There were things in the house I would have liked to have brought with me. My mother and father were happy to give it to me but with the long trip, it was impossible. I brought my sewing machine though! It is a Singer machine and it was bought in Italy in the beginning of the 1960s, so it is about 49 years old.
I came to Australia in 1961. I departed from Genoa on 24 February and I arrived in Sydney on 28 March. My journey was on the ship Australia and I have a postcard here of the ship purchased during the voyage.
When [I] arrived in Sydney my husband came to pick me up in the morning at the port and he took me to Surry Hills where we rented a house.
We came up here [to Newcastle] to get married on 3 April 1961, in St Lawrence’s Church in Broadmeadow because his family was living in Hamilton. Father Tiziano Martellozzo celebrated the Italian mass for us at our wedding. He was our priest and a very good person. He has now retired because he is over 80 years of age.

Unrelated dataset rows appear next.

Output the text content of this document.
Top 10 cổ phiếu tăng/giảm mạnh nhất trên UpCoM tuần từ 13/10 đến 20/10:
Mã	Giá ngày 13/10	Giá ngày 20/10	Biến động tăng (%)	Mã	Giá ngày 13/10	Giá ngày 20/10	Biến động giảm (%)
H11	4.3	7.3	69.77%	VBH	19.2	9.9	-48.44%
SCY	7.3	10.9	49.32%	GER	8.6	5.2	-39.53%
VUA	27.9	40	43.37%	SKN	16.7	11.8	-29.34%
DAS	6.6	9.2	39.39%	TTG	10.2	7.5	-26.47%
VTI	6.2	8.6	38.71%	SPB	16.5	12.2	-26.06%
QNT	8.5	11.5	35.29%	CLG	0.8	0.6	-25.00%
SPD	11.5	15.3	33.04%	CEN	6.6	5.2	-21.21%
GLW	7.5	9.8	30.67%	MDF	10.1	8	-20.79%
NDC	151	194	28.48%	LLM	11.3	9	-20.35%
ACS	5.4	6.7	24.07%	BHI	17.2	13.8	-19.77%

When we were living in Sydney my husband was working in restaurants and I was sewing from home in Surry Hills. I made a wedding dress for my cousin and dresses for other Italian ladies living around the area. I also sewed things for my children and for friends.
While living in Sydney and 10 months after my marriage, I had my first daughter, Cinzia. I made this nightie for her when I was in Surry Hills. After another 16 months, I had my second daughter Delia – very quick! In three years, I had three children. My son Alan was the last.
After some time we moved from Surry Hills and we bought our own house in Earlwood, near Canterbury [in Sydney’s south-west]. We lived there until 1970. Then we came to live up here in Newcastle. We first moved into my father-in-law’s house for a few months and then we bought this house and we are still here!
We came to live up here because my husband’s mother died in 1969 and his father was lonely. The other reason was a little coffee shop in Beaumont Street, Hamilton called Gelateria Arena, which we bought. We worked there for 20 years, my husband and myself. I was the cook and the girls helped after school. My children went to Hamilton Public School and then to Merewether High School. I was working in the coffee shop six days a week and looking after the house and the children. Sunday was spent cleaning in the shop because it was the only day that it was closed. It was a hard life; lucky I was young or I couldn’t do it.
I am pleased I came out to Australia because in Italy where we lived, there was only the little farm and the house belonging to my parents. But here we got our own house and we improved [our lifestyles]. And being in Australia was good for my children especially. Here, everybody gets an education; back in Italy, it is a bit more difficult.
I never learnt the English language properly because Italian people were always coming into the shop and all day I was listening to Italian. I can communicate but sometimes I think, “All these years in Australia and I can’t speak proper English”.
I am also with a lot of the [Italian] people because I am the president of the Italian choir, which has been going since 1951. On Wednesday, we practise choir, and then we will sing at funerals and nursing homes. Also, I do voluntary work serving meals to older Italian people at the centre in Broadmeadow. The centre had to move from Hamilton about five years ago and now they are settled and we have facilities and air-conditioning.
And I enjoy life, you know.
My mother used to say to me that when you go to live in one country you have to settle and follow the way they live otherwise you will never be happy and that is what I do. You could say, “Oh! Italy this and Italy that,” but we are living here and if you don’t like it, go back.
My roots are still there in Italy and it’s always in my thoughts. It is in your mind that you are a migrant, but my children are Australian and I am settled here. I write to my family in Italy and I have been back eight times.